Take for instance, books that have "generated buzz."  Some might decry this as being solely due to publisher influence/pressure, but it's as likely an internalized thing, where a certain group of bloggers want to be a "trendsetter," with the result of certain books getting promoted within a short span as "the hot thing" to read for month X.  Sometimes, these books do end up being popular bestsellers, but sometimes they do not and books that are decried as being "rehashed pulp" that only the "mindless drones" read end up being the real sellers.  It is all too easy to confuse the taste of one's self and one's peers with "the public."

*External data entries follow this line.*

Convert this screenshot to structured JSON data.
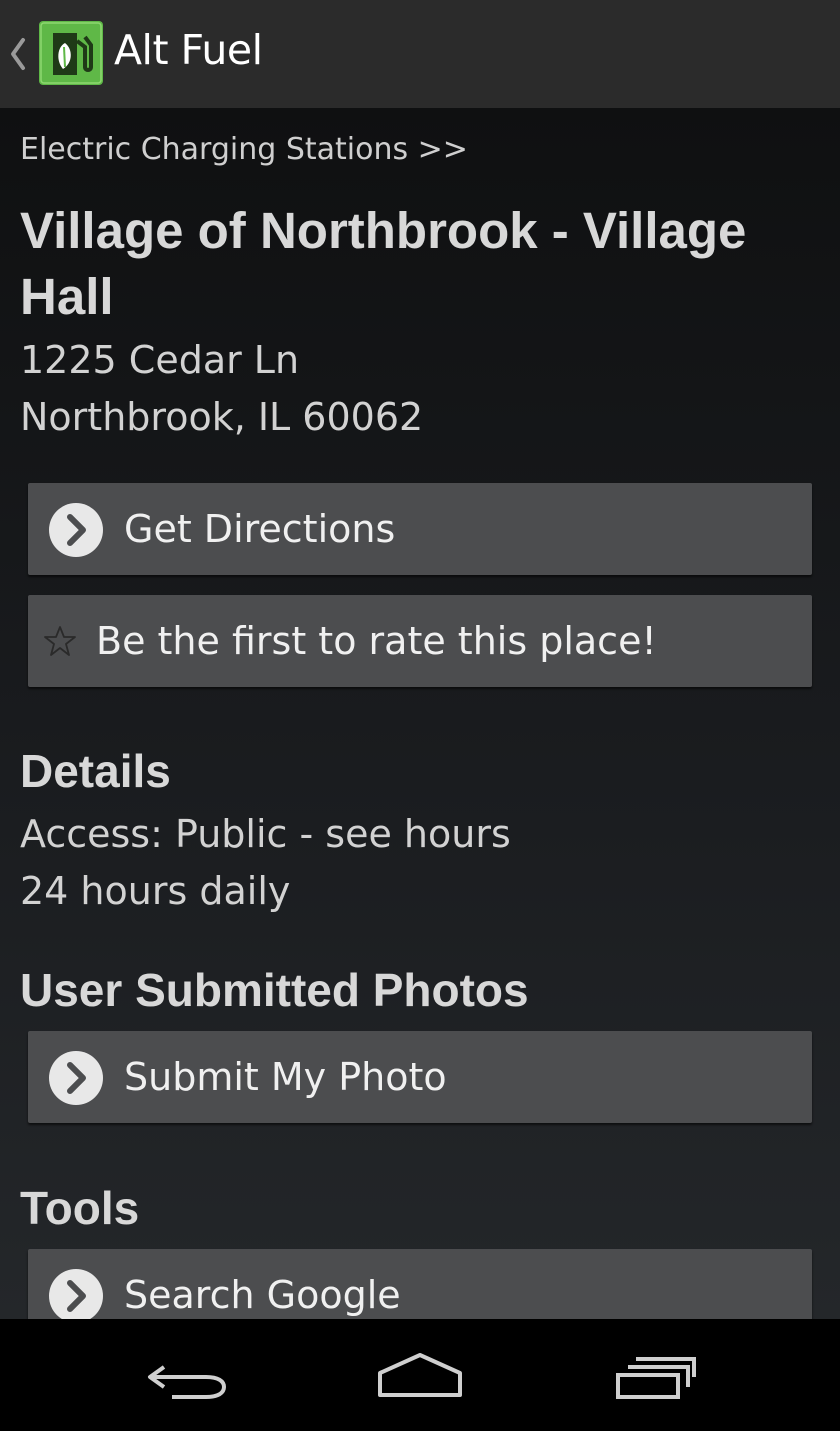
{
  "action_bar": {
    "title": "Alt Fuel",
    "icons": {
      "up": "chevron-left-icon",
      "app": "fuel-pump-leaf-icon"
    },
    "colors": {
      "app_icon_bg": "#5fb847"
    }
  },
  "station": {
    "category_link": "Electric Charging Stations >>",
    "name": "Village of Northbrook - Village Hall",
    "address_line1": "1225 Cedar Ln",
    "address_line2": "Northbrook, IL 60062"
  },
  "actions": {
    "directions_label": "Get Directions",
    "rate_label": "Be the first to rate this place!"
  },
  "details": {
    "heading": "Details",
    "access": "Access: Public - see hours",
    "hours": "24 hours daily"
  },
  "photos": {
    "heading": "User Submitted Photos",
    "submit_label": "Submit My Photo"
  },
  "tools": {
    "heading": "Tools",
    "search_label": "Search Google"
  },
  "nav_bar": {
    "icons": [
      "back-icon",
      "home-icon",
      "recents-icon"
    ]
  }
}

Of course, I myself am not innocent of all this.  After all, the "mean" part of the articles linked to above can be applied to my criticisms of certain bloggers, even those whose entire approach is antithetical to mine.  Even though I do the same in-person as I do online to those who might need to have their egos pinpricked (mine needs it as well), it can be too tempting to just rip apart the opinion or the delivery method of that approach and fail to recognize that one's own opinion may not be the most "popular" one.  The "echo chamber" of opinions can lead to a flattening out of personal takes, as some may want to fit in with the crowd when it comes to attacks, just as it happens for endorsing new releases/authors. 

Maybe it's a sign of impending "maturity" or middle age, but I have grown weary of trying to fit in with a "larger conversation."  What I review may or may not be popular, may or may not be of interest to those who see my opinions here, on Gogol's Overcoat, on Twitter/Facebook, or on various online forums where I occasionally post.  I like to think that I post for myself, but perhaps sometimes there are others who share common interests (or experience Schadenfreude when I write a snarky post or excoriate someone's writings on Twitter, such as that one post linked to above).  But I hope that I don't confuse that with a "mainstream" of thought, because if I do, then I really have little clue as to what "connects" with people in terms of literature.  Perhaps it'd be safer to presume that I don't have such a clue and write/review with the belief that the expression of my opinion is not the voicing of common opinions. 

1 comment:

Adam Callaway said...

Gogol's Overcoat is pretty much my exclusive "recommendation machine" at this point. The books that are reviewed there and on OF are books that I would never find without the posts and they're always more interesting than 95% of everything else being published.